[St. 7-10] |
libro i. canto xxix |
495 |
Un altro giovanetto ancor l’amava;
Non più di me, chè più non se può dire,
Ma giorni e notti sempre lacrimava,
Quasi condutto a l’ultimo morire.
Locrino il cavallier si nominava,
Qual soffrea per amor tanto martìre,
Che giorno e notte, lacrimando forte,
Chiedea per suo ristor sempre la morte.
Lei l’uno e l’altro con bone parole
E tristi fatti al laccio tenìa preso,
Mostrandoci nel verno le vïole,
E il giaccio nella state al sole acceso;1
E benchè spesso, come far si suole,
Fosse l’inganno suo da noi compreso,
Non fo l’amor d’alcuno abandonato,
Credendo più ciascuno essere amato.
Più volte avante a lei mi presentai,
Formando le parole nel mio petto,
Ma poi redirle non puote’ giamai,
Chè, come io fu’ condutto al suo cospetto,
Quel che pensato avea, domenticai,
E sì perdei la voce e l’intelletto
E tutti e sentimenti per vergogna,
Ch’era il mio ragionar d’un om che sogna.
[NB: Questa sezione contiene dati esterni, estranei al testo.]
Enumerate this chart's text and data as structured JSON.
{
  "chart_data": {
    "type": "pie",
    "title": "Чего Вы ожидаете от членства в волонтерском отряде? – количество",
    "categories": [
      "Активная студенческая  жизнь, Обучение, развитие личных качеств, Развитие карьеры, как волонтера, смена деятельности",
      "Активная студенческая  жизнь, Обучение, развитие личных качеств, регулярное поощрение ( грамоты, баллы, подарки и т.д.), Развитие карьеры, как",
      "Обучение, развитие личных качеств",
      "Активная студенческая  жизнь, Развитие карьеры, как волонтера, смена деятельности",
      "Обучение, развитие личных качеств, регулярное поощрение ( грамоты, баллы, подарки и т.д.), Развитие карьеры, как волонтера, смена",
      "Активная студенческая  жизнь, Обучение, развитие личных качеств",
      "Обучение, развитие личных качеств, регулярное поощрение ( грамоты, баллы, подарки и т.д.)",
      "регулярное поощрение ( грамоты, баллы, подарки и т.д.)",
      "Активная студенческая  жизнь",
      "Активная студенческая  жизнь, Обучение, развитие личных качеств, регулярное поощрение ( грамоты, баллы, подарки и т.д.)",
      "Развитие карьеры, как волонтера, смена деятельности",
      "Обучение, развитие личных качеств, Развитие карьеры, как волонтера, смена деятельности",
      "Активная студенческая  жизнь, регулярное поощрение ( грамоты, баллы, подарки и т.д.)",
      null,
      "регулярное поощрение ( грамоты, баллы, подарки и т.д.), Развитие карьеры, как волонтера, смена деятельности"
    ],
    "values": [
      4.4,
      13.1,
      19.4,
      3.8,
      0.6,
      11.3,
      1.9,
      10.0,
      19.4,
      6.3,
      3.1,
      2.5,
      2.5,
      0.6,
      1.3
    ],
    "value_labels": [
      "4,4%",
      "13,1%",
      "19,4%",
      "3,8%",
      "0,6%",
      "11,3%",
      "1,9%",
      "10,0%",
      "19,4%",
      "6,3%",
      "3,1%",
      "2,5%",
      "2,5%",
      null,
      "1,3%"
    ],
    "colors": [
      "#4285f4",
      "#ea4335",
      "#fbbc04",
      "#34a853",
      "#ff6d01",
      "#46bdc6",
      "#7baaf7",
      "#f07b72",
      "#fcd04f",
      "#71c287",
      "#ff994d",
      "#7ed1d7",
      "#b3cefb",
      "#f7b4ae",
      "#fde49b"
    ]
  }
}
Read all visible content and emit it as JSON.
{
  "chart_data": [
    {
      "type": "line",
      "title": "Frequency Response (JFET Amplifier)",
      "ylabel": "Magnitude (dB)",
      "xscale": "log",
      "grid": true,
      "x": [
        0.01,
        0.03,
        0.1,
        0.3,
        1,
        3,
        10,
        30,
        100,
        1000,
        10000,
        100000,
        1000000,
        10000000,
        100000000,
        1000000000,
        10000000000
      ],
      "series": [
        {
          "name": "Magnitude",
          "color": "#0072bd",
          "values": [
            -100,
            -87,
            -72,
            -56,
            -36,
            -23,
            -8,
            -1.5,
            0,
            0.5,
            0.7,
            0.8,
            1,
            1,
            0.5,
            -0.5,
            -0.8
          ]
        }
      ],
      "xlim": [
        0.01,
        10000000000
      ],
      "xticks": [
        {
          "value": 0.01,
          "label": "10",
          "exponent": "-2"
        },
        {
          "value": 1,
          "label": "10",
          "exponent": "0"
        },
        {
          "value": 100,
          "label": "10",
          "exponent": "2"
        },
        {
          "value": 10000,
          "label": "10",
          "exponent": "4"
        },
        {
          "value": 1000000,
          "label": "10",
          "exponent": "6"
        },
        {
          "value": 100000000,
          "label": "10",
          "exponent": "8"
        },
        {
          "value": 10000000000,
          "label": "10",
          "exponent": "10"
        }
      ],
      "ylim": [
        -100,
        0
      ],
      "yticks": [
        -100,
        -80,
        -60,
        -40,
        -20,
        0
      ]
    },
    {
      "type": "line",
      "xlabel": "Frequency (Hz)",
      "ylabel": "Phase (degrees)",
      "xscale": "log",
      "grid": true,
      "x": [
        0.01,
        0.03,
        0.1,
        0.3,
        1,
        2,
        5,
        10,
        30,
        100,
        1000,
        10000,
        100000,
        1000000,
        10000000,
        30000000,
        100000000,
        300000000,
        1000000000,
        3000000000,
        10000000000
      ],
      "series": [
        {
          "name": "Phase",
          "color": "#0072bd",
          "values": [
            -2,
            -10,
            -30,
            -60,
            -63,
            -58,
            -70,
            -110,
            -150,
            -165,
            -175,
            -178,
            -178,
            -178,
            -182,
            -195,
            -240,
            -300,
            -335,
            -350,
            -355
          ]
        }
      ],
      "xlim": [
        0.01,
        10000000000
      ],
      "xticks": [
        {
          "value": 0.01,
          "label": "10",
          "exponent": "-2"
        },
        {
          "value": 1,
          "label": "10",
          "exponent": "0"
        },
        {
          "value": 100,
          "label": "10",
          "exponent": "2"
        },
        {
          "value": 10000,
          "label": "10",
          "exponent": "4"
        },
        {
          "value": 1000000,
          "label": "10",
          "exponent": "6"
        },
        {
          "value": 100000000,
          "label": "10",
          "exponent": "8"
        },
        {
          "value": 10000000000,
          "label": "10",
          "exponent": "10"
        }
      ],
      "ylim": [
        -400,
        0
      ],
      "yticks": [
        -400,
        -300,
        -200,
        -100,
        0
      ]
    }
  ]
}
Pur mi diè amore al fin tanta baldanza,
Che un tal parlare a lei da me fu mosso:2
Se voi credesti, dolce mia speranza,
Ch’io potessi soffrir quel che io non posso,
E che la vita mia fosse a bastanza
Del foco che m’ha roso insino a l’osso,
Lasciati tal pensiero in abandono,
Chè se aiuto non ho, morto già sono.
- ↑ P. omm. E.
- ↑ T. e Mr. un parlare a lei; P. un parlar solo a lei.